You need the CA to either have been cooperating with CT all along, or have kept a copy of all the certs it ever issued, neither of which an incompetent CA is likely to have done.
But Google did require them to use CT for all new certificates, which I think they are enforcing by assuming Symantec won't lie about the issuance date of new certs.
You may not be able to immediately spot a bad CA, but the more major CAs buy in to CT, the easier it is to spot fraudulent certs through fingerprint reporting. SSL clients can then choose to have a side-channel trust revocation mechanism. Once adoption snowballs, the overall level of trust in the system will rise.
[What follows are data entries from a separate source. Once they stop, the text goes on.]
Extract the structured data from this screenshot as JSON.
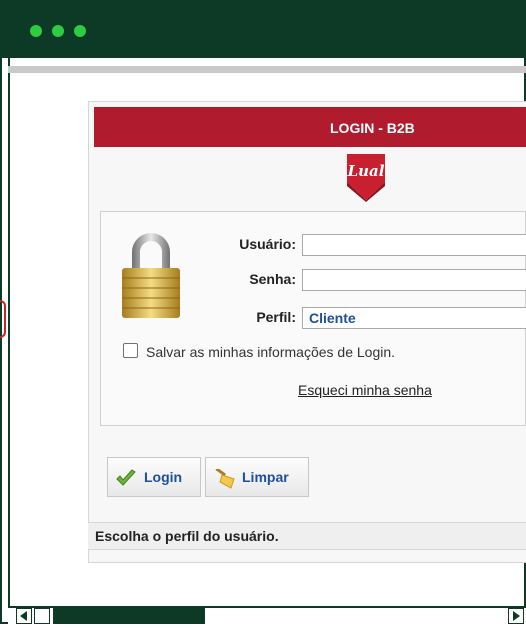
{
  "window": {
    "title_dots_color": "#2ecc40",
    "frame_color": "#0d3a26"
  },
  "login": {
    "header_title": "LOGIN - B2B",
    "logo_text": "Lual",
    "user_label": "Usuário:",
    "user_value": "",
    "password_label": "Senha:",
    "password_value": "",
    "profile_label": "Perfil:",
    "profile_selected": "Cliente",
    "remember_label": "Salvar as minhas informações de Login.",
    "remember_checked": false,
    "forgot_link": "Esqueci minha senha"
  },
  "buttons": {
    "login_label": "Login",
    "login_icon": "checkmark-icon",
    "clear_label": "Limpar",
    "clear_icon": "broom-icon"
  },
  "status": {
    "text": "Escolha o perfil do usuário."
  },
  "colors": {
    "header_red": "#b01c2e",
    "link_blue": "#1e4f9a"
  }
}
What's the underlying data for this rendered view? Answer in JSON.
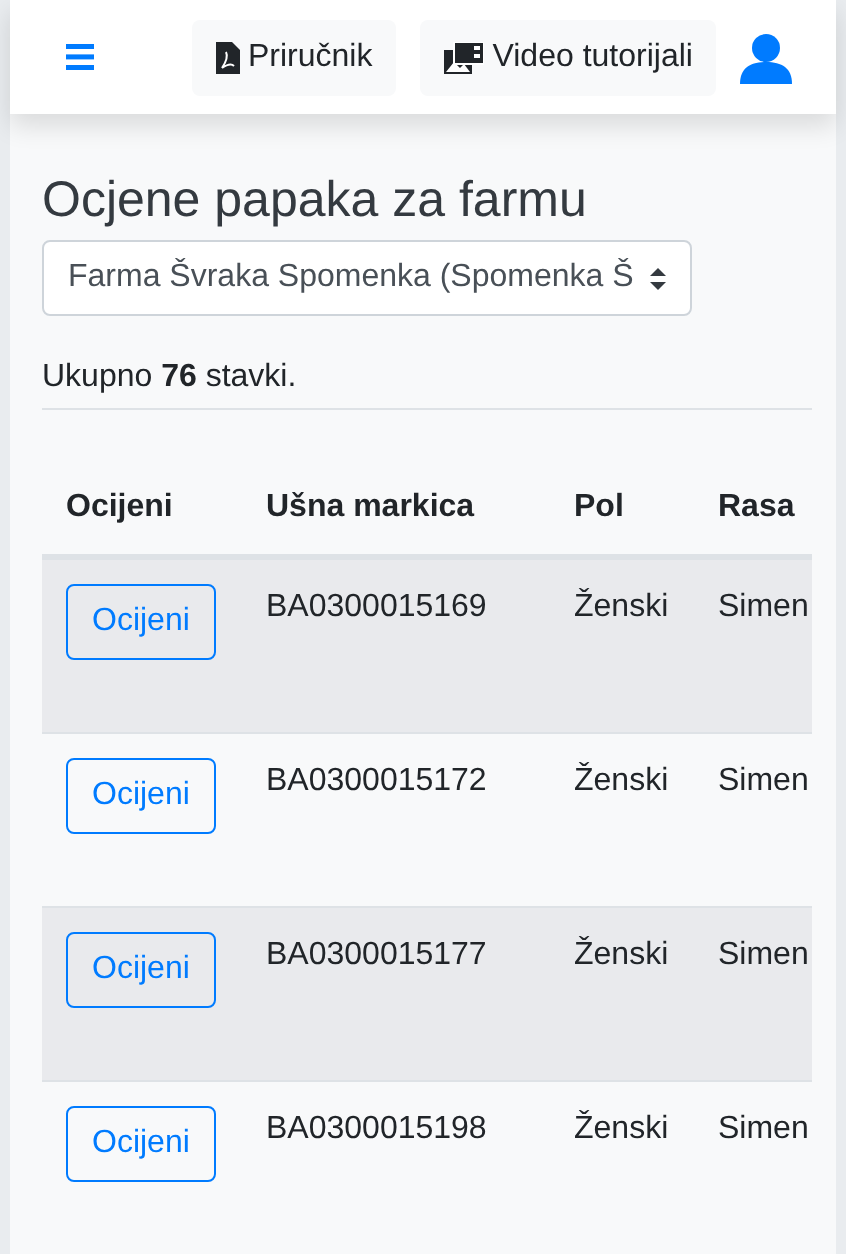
{
  "header": {
    "buttons": [
      {
        "kind": "pdf",
        "label": "Priručnik"
      },
      {
        "kind": "video",
        "label": "Video tutorijali"
      }
    ]
  },
  "title": "Ocjene papaka za farmu",
  "farm_select": {
    "value": "Farma Švraka Spomenka (Spomenka Š"
  },
  "summary": {
    "text": "Ukupno **76** stavki."
  },
  "table": {
    "columns": [
      "Ocijeni",
      "Ušna markica",
      "Pol",
      "Rasa"
    ],
    "rows": [
      {
        "action": "Ocijeni",
        "tag": "BA0300015169",
        "sex": "Ženski",
        "breed": "Simen"
      },
      {
        "action": "Ocijeni",
        "tag": "BA0300015172",
        "sex": "Ženski",
        "breed": "Simen"
      },
      {
        "action": "Ocijeni",
        "tag": "BA0300015177",
        "sex": "Ženski",
        "breed": "Simen"
      },
      {
        "action": "Ocijeni",
        "tag": "BA0300015198",
        "sex": "Ženski",
        "breed": "Simen"
      }
    ]
  }
}
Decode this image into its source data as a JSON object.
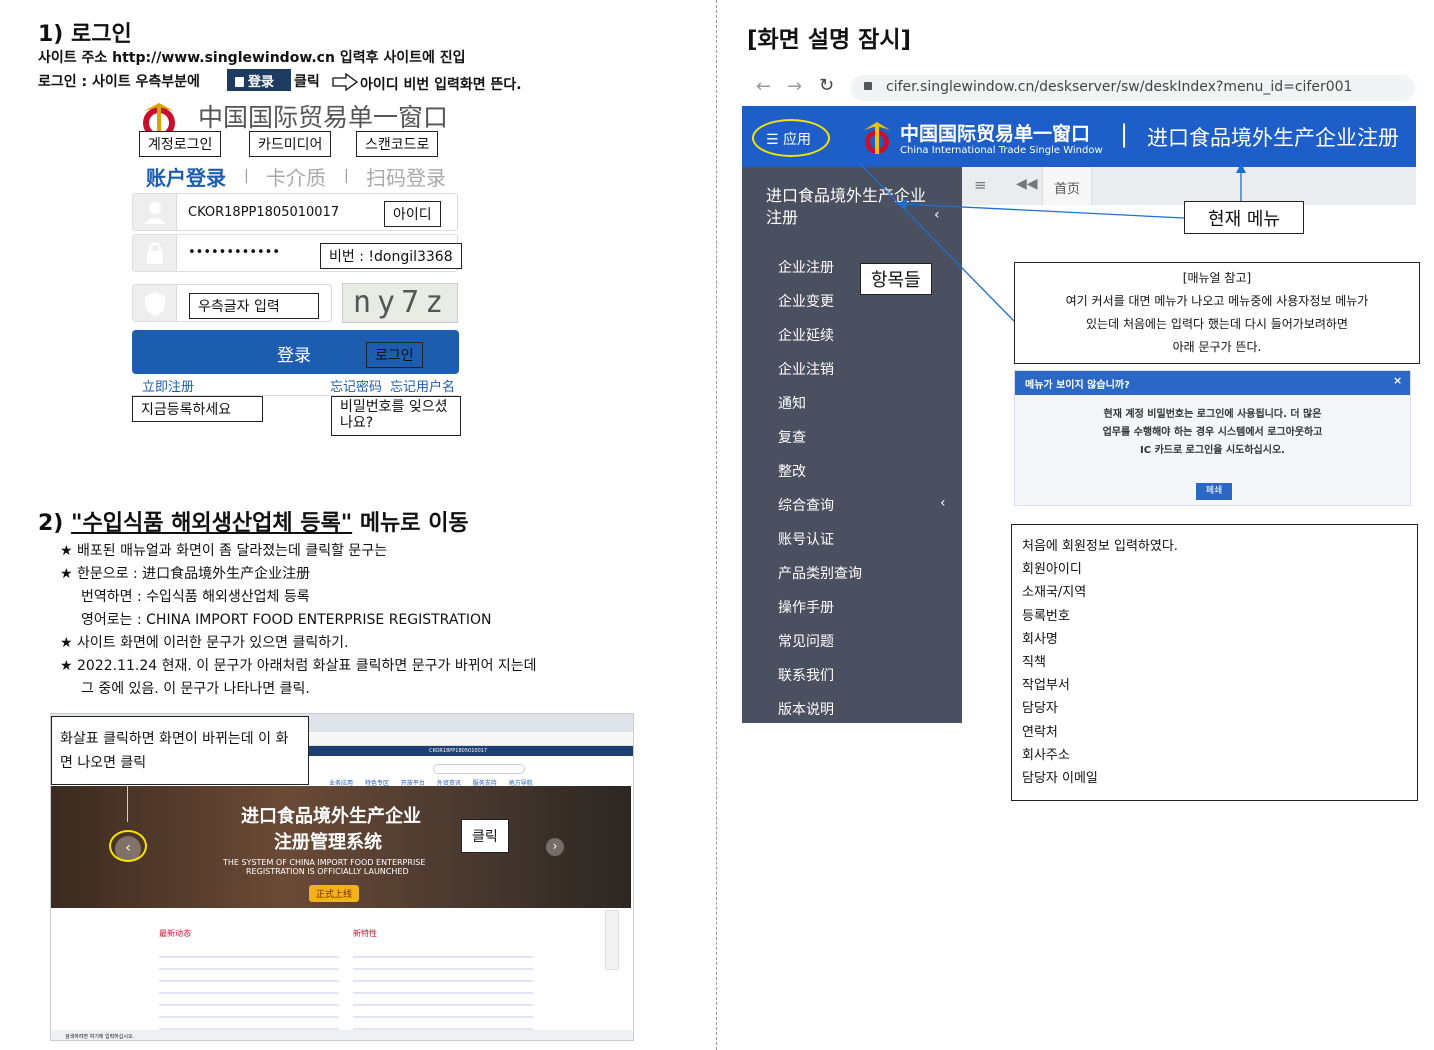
{
  "left": {
    "s1_title": "1) 로그인",
    "s1_line1": "사이트 주소 http://www.singlewindow.cn 입력후 사이트에 진입",
    "s1_line2a": "로그인 : 사이트 우측부분에",
    "s1_login_badge": "登录",
    "s1_line2b": "클릭",
    "s1_line2c": "아이디 비번 입력화면 뜬다.",
    "login": {
      "logo_text": "中国国际贸易单一窗口",
      "tab_account": "账户登录",
      "tab_card": "卡介质",
      "tab_scan": "扫码登录",
      "divider": "|",
      "lbl_account": "계정로그인",
      "lbl_card": "카드미디어",
      "lbl_scan": "스캔코드로",
      "username": "CKOR18PP1805010017",
      "lbl_id": "아이디",
      "password": "••••••••••••",
      "lbl_pw": "비번 : !dongil3368",
      "captcha_hint": "우측글자 입력",
      "captcha": "ny7z",
      "login_btn": "登录",
      "lbl_login": "로그인",
      "register_link": "立即注册",
      "forgot_pw": "忘记密码",
      "forgot_user": "忘记用户名",
      "lbl_register": "지금등록하세요",
      "lbl_forgot": "비밀번호를 잊으셨나요?"
    },
    "s2_title_num": "2) ",
    "s2_title_ul": "\"수입식품 해외생산업체 등록\"",
    "s2_title_rest": " 메뉴로 이동",
    "bullets": [
      "배포된 매뉴얼과 화면이 좀 달라졌는데 클릭할 문구는",
      "한문으로 : 进口食品境外生产企业注册",
      "사이트 화면에 이러한 문구가 있으면 클릭하기.",
      "2022.11.24 현재. 이 문구가 아래처럼 화살표 클릭하면 문구가 바뀌어 지는데"
    ],
    "bullet_sub1": "번역하면 : 수입식품 해외생산업체 등록",
    "bullet_sub2": "영어로는 : CHINA IMPORT FOOD ENTERPRISE REGISTRATION",
    "bullet_sub3": "그 중에 있음. 이 문구가 나타나면 클릭.",
    "star": "★",
    "shot": {
      "callout": "화살표 클릭하면 화면이 바뀌는데 이 화면 나오면 클릭",
      "banner_cn1": "进口食品境外生产企业",
      "banner_cn2": "注册管理系统",
      "banner_en1": "THE SYSTEM OF CHINA IMPORT FOOD ENTERPRISE",
      "banner_en2": "REGISTRATION IS OFFICIALLY LAUNCHED",
      "banner_btn": "正式上线",
      "click_label": "클릭",
      "news1": "最新动态",
      "news2": "新特性",
      "user": "CKOR18PP1805010017",
      "nav": [
        "业务应用",
        "特色专区",
        "开放平台",
        "外贸资讯",
        "服务支持",
        "地方导航"
      ],
      "taskbar_search": "검색하려면 여기에 입력하십시오."
    }
  },
  "right": {
    "title": "[화면 설명 잠시]",
    "url": "cifer.singlewindow.cn/deskserver/sw/deskIndex?menu_id=cifer001",
    "app_btn": "应用",
    "logo_cn": "中国国际贸易单一窗口",
    "logo_en": "China International Trade Single Window",
    "page_title": "进口食品境外生产企业注册",
    "bar_sep": "|",
    "cur_menu_label": "현재 메뉴",
    "side_heading": "进口食品境外生产企业注册",
    "items_label": "항목들",
    "tab_home": "首页",
    "menu": [
      "企业注册",
      "企业变更",
      "企业延续",
      "企业注销",
      "通知",
      "复查",
      "整改",
      "综合查询",
      "账号认证",
      "产品类别查询",
      "操作手册",
      "常见问题",
      "联系我们",
      "版本说明"
    ],
    "notice": {
      "l1": "[매뉴얼 참고]",
      "l2": "여기 커서를 대면 메뉴가 나오고 메뉴중에 사용자정보 메뉴가",
      "l3": "있는데 처음에는 입력다 했는데 다시 들어가보려하면",
      "l4": "아래 문구가 뜬다."
    },
    "dialog": {
      "title": "메뉴가 보이지 않습니까?",
      "close": "×",
      "b1": "현재 계정 비밀번호는 로그인에 사용됩니다. 더 많은",
      "b2": "업무를 수행해야 하는 경우 시스템에서 로그아웃하고",
      "b3": "IC 카드로 로그인을 시도하십시오.",
      "btn": "폐쇄"
    },
    "info": [
      "처음에 회원정보 입력하였다.",
      "회원아이디",
      "소재국/지역",
      "등록번호",
      "회사명",
      "직책",
      "작업부서",
      "담당자",
      "연락처",
      "회사주소",
      "담당자 이메일"
    ]
  }
}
The other problem is that CAs need to be regionally confined in which TLD CNs they can issue certs for.
There are some good arguments in both directions on that thread. I do happen to like the world in which, say, Let's Encrypt is capable of issuing for any TLD. If we don't think WoSign is good enough for signing .com, we probably shouldn't be exposing .cn users to those attacks, either.
I find the arguments from "it's wrong to recognize borders on the Internet" a bit naive, or impractical. The borders recognize us, and state-sponsored attacks will continue, and have very far-reaching implications. We need better tools to fight them, including this one.
I like the discussion in that thread about how to make the scheme reasonably flexible, though. Thanks for the link.
Symantec, whom one would expect to be one of the more competent CAs out there, cannot do this: https://security.googleblog.com/2015/10/sustaining-digital-c...
But Google did require them to use CT for all new certificates, which I think they are enforcing by assuming Symantec won't lie about the issuance date of new certs.